Les résultats actuellement acquis sont les suivans : la culture dans l’organisme du singe diminue la virulence ; la culture dans l’organisme du lapin l’augmente. Après de nombreux essais, un système de vaccination pour les chiens a pu être adopté. Un singe est inoculé par trépanation ; il meurt au bout de huit à dix jours. De petits fragmens de bulbe sont introduits dans le cerveau d’un lapin. Le bulbe de celui-ci sert à vacciner des chiens par inoculation sous la peau. M. Pasteur possède actuellement un certain nombre de chiens qui sont absolument réfractaires à la rage, et qui ont résisté même à l’inoculation dans le cerveau.

Les résultats pratiques des travaux de M. Pasteur sont déjà inappréciables, et, comme les plus grands esprits scientifiques, il a ouvert une voie nouvelle ; les lois qu’il a découvertes occuperont après lui plusieurs générations de savans.

Le premier il a bien compris le rôle des êtres vivans infiniment petits dans la nature, et l’immense activité de ces êtres, si dédaigneusement comparée par Liebig à celle de quelques petits moulins tournant sur le Rhin.
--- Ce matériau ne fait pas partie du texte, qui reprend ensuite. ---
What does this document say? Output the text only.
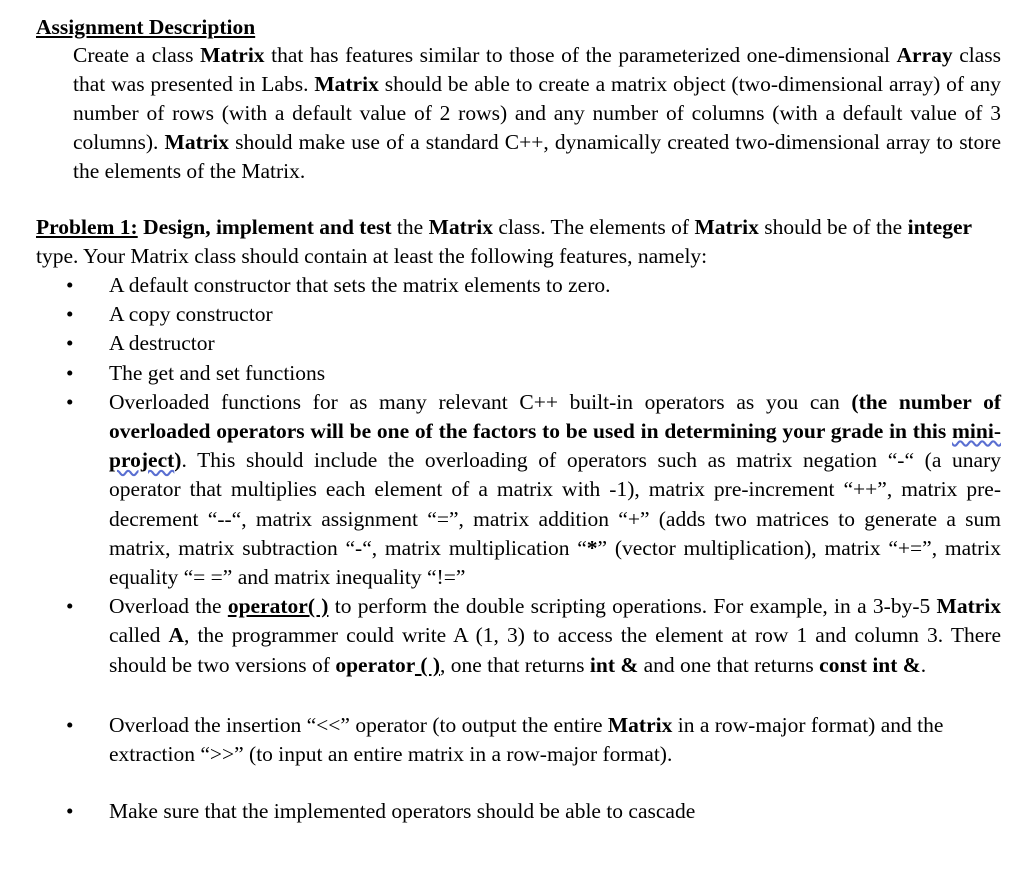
Assignment Description
Create a class Matrix that has features similar to those of the parameterized one-dimensional Array class that was presented in Labs. Matrix should be able to create a matrix object (two-dimensional array) of any number of rows (with a default value of 2 rows) and any number of columns (with a default value of 3 columns). Matrix should make use of a standard C++, dynamically created two-dimensional array to store the elements of the Matrix.
Problem 1: Design, implement and test the Matrix class. The elements of Matrix should be of the integer type. Your Matrix class should contain at least the following features, namely:
• A default constructor that sets the matrix elements to zero.
• A copy constructor
• A destructor
• The get and set functions
• Overloaded functions for as many relevant C++ built-in operators as you can (the number of overloaded operators will be one of the factors to be used in determining your grade in this mini-project). This should include the overloading of operators such as matrix negation “-“ (a unary operator that multiplies each element of a matrix with -1), matrix pre-increment “++”, matrix pre-decrement “--“, matrix assignment “=”, matrix addition “+” (adds two matrices to generate a sum matrix, matrix subtraction “-“, matrix multiplication “*” (vector multiplication), matrix “+=”, matrix equality “= =” and matrix inequality “!=”
• Overload the operator( ) to perform the double scripting operations. For example, in a 3-by-5 Matrix called A, the programmer could write A (1, 3) to access the element at row 1 and column 3. There should be two versions of operator ( ), one that returns int & and one that returns const int &.
• Overload the insertion “<<” operator (to output the entire Matrix in a row-major format) and the extraction “>>” (to input an entire matrix in a row-major format).
• Make sure that the implemented operators should be able to cascade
Si la matière organique de tous les cadavres tombés sur la surface de la terre se désagrège et se répand dans l’atmosphère à l’état de gaz et de vapeurs, pour aller nourrir de nouvelles générations ; s’il s’opère ainsi un mouvement, une circulation de matière, comparables au mouvement et à la circulation des eaux que la chaleur du soleil évapore et qui redescendent des montagnes à la mer, les agens de ces grands phénomènes sont les fermens organisés. Passant de l’action des fermens sur la matière qui a vécu à leur action sur la matière encore vivante, M. Pasteur le premier a justifié ces paroles prophétiques du physicien anglais Robert Boyle : « Celui qui voudra sonder jusqu’au fond la nature des fermens et des fermentations sera sans donc beaucoup plus capable qu’un autre de donner une juste explication des divers phénomènes morbides, aussi bien des fièvres que des autres affections. Ces phénomènes ne seront peut-être jamais bien compris sans une connaissance approfondie de la théorie des fermentations. »


Denys Cochin.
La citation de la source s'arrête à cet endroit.